Raoul S. Concepcion, MD, FACS: Four week, eight week, 12 weeks because we know that for the most part in the trial, there was not a PSA reduction.

Charles J. Ryan, MD: It’s a different category of therapy, yeah.

Raoul S. Concepcion, MD, FACS: Right.

Jorge A. Garcia, MD, FACP: Well, 16% of patients on ALSYMPCA had a PSA decline greater than 50%, so there is a small percentage of patients who do have PSA declines. But I would argue that when you see a patient and you make that choice of starting radium-223, you have to explain to the patient that PSA cannot be followed in the context of that treatment.

Judd W. Moul, MD, FACS: For those urologists who manage castrate-resistant prostate cancer, I still think there’s a lot of confusion about where to sequence radium-223. And just to follow up on the question I asked before, the gentleman who goes on oral therapy, enzalutamide or abiraterone, suboptimal response, poor response at 12 weeks, do you ever sequence radium-223 at that point or is that too early? Where’s the sweet spot?

Raoul S. Concepcion, MD, FACS: We know that in the US that the approval for radium-223 is for those patients who are minimally symptomatic. So what Mike and I discussed offline is that, as urologists, how many patients do we have that are walking around who are close to super scans but clearly have 10-20 bone mets who are completely asymptomatic. And they’re a walking time bomb, as far as I’m concerned.

Judd W. Moul, MD, FACS: Or they’re stoic individuals. There are a lot of guys.

Michael Fabrizio, MD, FACS: That’s right, exactly.

Judd W. Moul, MD, FACS: There are a lot of guys who basically just are tough guys. They don’t admit that they have pain, even though if you ask their wife or their daughter, it’s usually the daughter who’s all over the Internet; they’ll admit that dad does have pain. But he comes in. I had a physician recently who is still practicing medicine in his early 80s and is trying to manage castrate-resistant prostate cancer so he can maintain his practice.
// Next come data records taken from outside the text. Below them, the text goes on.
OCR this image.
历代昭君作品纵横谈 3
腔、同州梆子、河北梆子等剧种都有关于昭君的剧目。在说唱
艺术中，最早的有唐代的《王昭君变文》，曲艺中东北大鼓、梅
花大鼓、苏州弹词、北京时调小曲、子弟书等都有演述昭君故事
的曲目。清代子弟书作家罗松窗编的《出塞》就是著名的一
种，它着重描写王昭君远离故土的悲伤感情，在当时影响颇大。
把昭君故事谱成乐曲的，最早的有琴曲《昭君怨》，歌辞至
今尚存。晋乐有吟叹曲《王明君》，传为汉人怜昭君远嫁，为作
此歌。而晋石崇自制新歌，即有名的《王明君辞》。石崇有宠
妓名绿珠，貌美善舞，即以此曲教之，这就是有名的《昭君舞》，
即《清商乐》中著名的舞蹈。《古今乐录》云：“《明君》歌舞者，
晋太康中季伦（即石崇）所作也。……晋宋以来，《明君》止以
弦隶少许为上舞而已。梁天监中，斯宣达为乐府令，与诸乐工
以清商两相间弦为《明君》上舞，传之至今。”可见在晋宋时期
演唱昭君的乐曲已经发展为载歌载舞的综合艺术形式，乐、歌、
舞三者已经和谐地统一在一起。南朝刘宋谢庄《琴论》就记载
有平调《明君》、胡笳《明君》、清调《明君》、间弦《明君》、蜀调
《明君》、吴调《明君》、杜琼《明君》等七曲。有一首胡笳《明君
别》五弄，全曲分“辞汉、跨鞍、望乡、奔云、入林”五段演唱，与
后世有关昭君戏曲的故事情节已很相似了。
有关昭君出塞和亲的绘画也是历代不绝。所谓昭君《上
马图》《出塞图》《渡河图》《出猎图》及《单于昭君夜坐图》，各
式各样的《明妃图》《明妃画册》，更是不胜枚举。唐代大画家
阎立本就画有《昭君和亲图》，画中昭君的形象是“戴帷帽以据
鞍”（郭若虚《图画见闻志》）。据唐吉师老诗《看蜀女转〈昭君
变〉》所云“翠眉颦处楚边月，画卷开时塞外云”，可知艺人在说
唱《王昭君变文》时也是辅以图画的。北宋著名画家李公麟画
And he needs these products, but he refuses to admit that he has pain.

Charles J. Ryan, MD: Again, if you ask somebody do you have pain, that’s one approach where you’re going to get a yes or no answer and patients understand the implications of having pain. They’re smarter than we are about these types of things. But there are objective ways you can figure this out. Alkaline phosphatase if it’s climbing, LDH if it’s climbing, albumin if it’s dropping. These are all validated markers of disease progression and morbidity. And as a practical point, I always ask people what they do with their day and how differently is that from six months ago.

Michael Fabrizio, MD, FACS: Describe your day.

Charles J. Ryan, MD: You’ll be surprised, and that’s where the daughter chimes in and says, “Dad, you’re taking three-hour naps.”

Michael Fabrizio, MD, FACS: And he takes five Tylenol or six Tylenol a day. And then the other thing to remember, and it’s the recurrent theme for this entire discussion, is that overall survival in these patients was better with a better ECOG status, a lower alkaline phosphatase. Once again, hitting these patients earlier in their disease, theoretically. And so I think you really have to ask.